Limitations and future works

This work focused on analyzing the success of professional musicians and ways for less-successful musicians to improve their career profile to become such. While we were able to find some interesting results from our work, there are extensions of this work that can address its limitations in the future. With more historical data, it will be interesting to find out how long the classifiers stay valid before they start failing. We find that career length plays an important role in the success of musicians, especially for follower count and appearing on Billboard’s Hot 100, as shown in our correlation analysis and the resulting classifiers. Although our dataset contains the timestamps of each release of every musician, we were not able to find a stable data source for accounting for a stream count/record sales of all these releases. Thus, we were not able to gather much data on the specific success of each release present in the dataset. Spotify also does not provide the historical values of popularity score or the follower count, making it impossible to understand the impact of each release on a musician’s metric. Future work could extend upon this work by collecting data over a longer timeframe (e.g., a year) to collect the changes to the musicians’ success metrics and their release frequencies. Another interesting future work would be to divide the musicians into separate groups, e.g., by genre, and apply similar training/testing procedures for each group.

Discussion

In this work, we seek to explore various ways we can represent the music business in a network structure, as well as the correlation between success metrics with the network features in combination with musician features collected from the Musicbrainz database and the Spotify API. We find that success, which is represented by Spotify’s popularity score and number of followers, can be predicted using simple classifiers that are human-readable. Thanks to the time-agnostic nature of these models, the same trained classifiers could be re-used to predict the success of musicians in coming years. We also find that there is not a strictly linear correlation between the musicians’ genres and their success. However, using tree-based classifiers, we observe that there exists a complex relationship between a musician’s success and the genres to which this musician releases music. We find that classical musicians still permeate the music business hundreds of years after their time of release, and that success measures of musicians can be predicted using publicly available data. We also find that while collaboration between musicians may improve one’s popularity score on Spotify, it impacts the musician’s overall follower count only indirectly by increasing their popularity score. We also find that musicians who collaborate with less known musicians can also get a place on the Billboard, given their collaborators are prolific enough.

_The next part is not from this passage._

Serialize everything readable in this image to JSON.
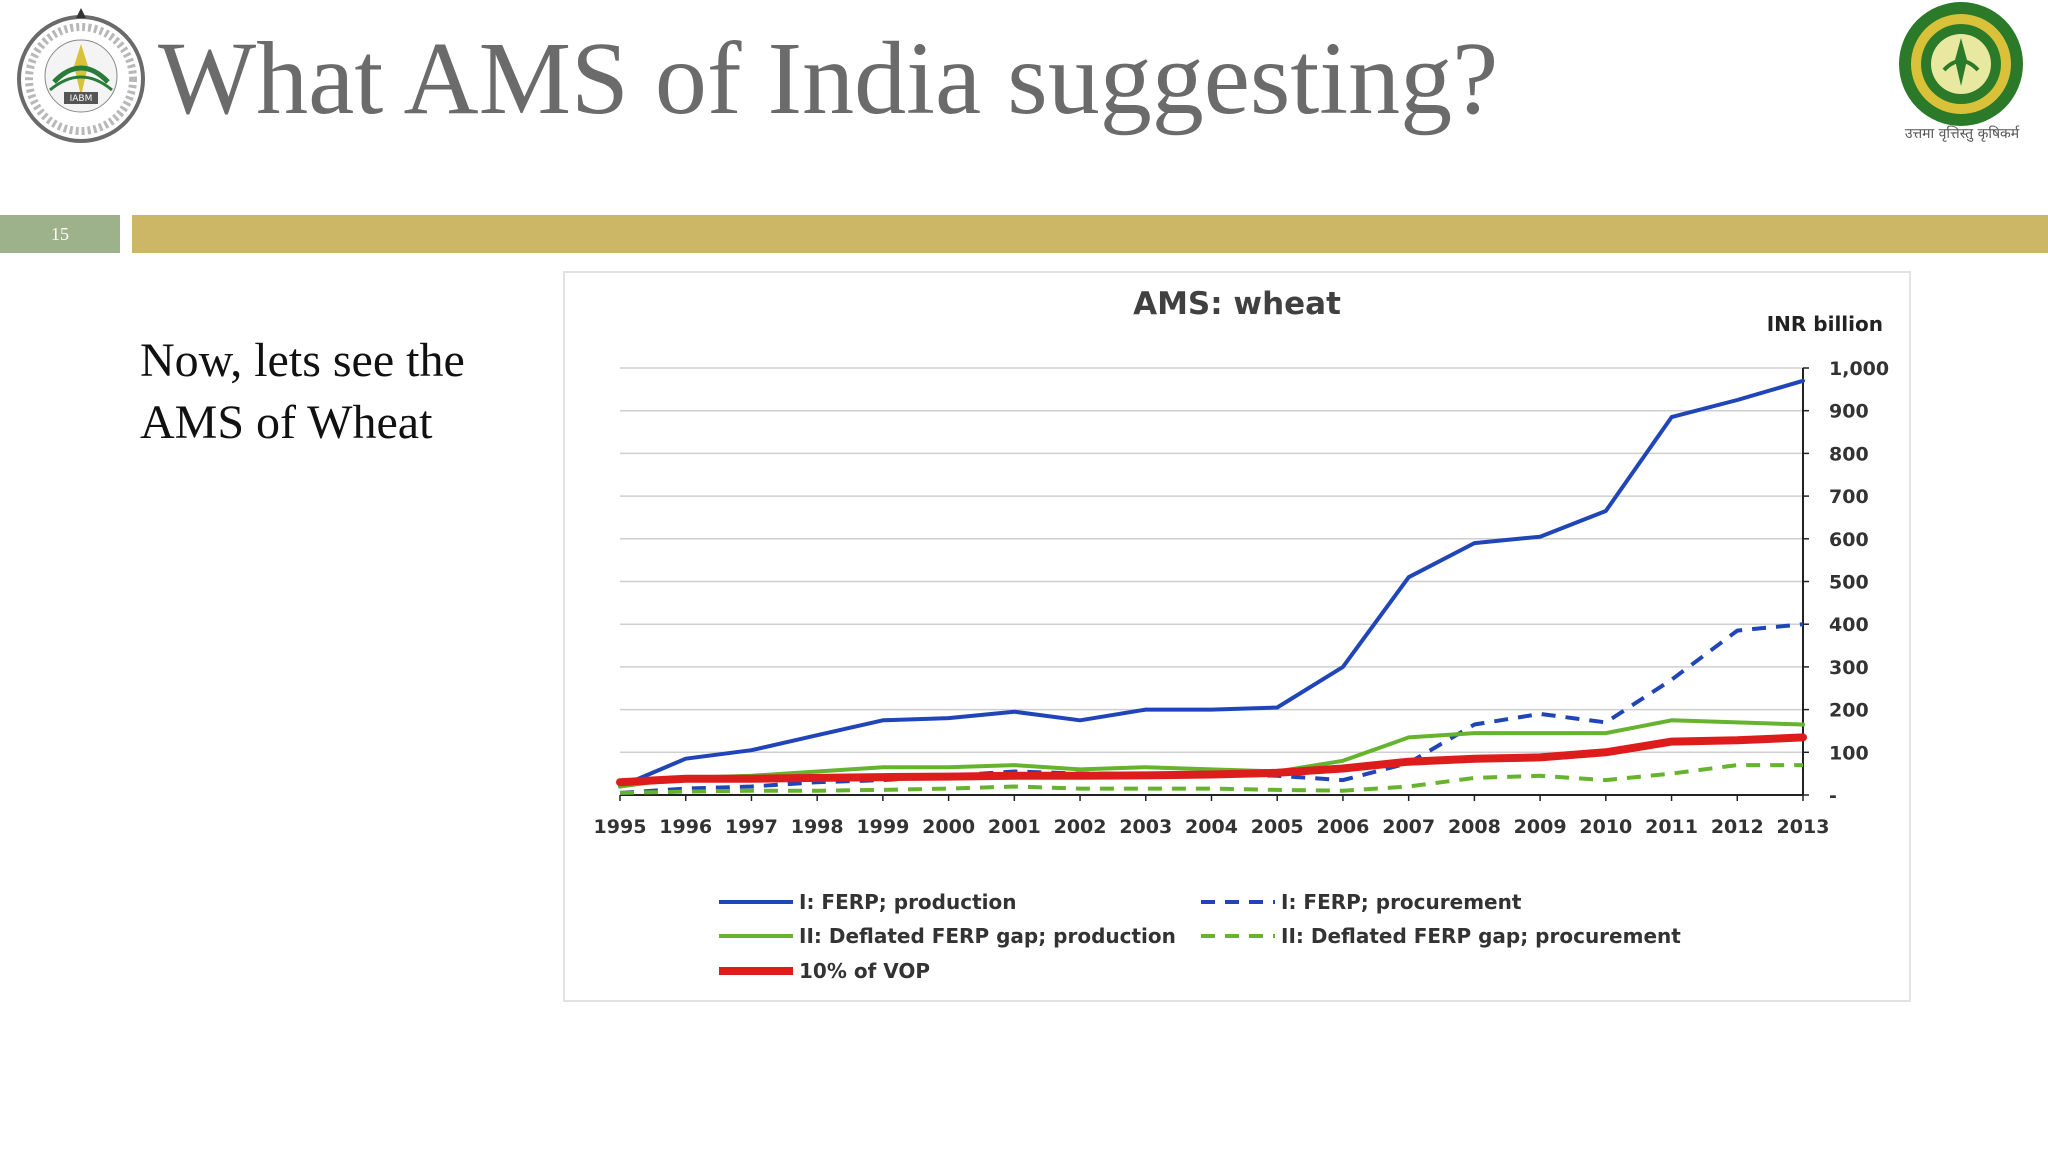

Our approach can be generalized and applied to any type of network data that has a target metric. It can also be extended to create a recommendation system for aspiring musicians, providing them with hints on how to raise their visibility on a given platform, such as recommended collaborations or the number of releases. Future work can extend this by adding more data to the network or considering different classifier models. Spotify does not currently provide an ‘all-time’ measure for popularity or the number of streams each song has. Having access to this set of more detailed data may enable researchers to gain more interesting insight about what makes a musician more successful than their peers.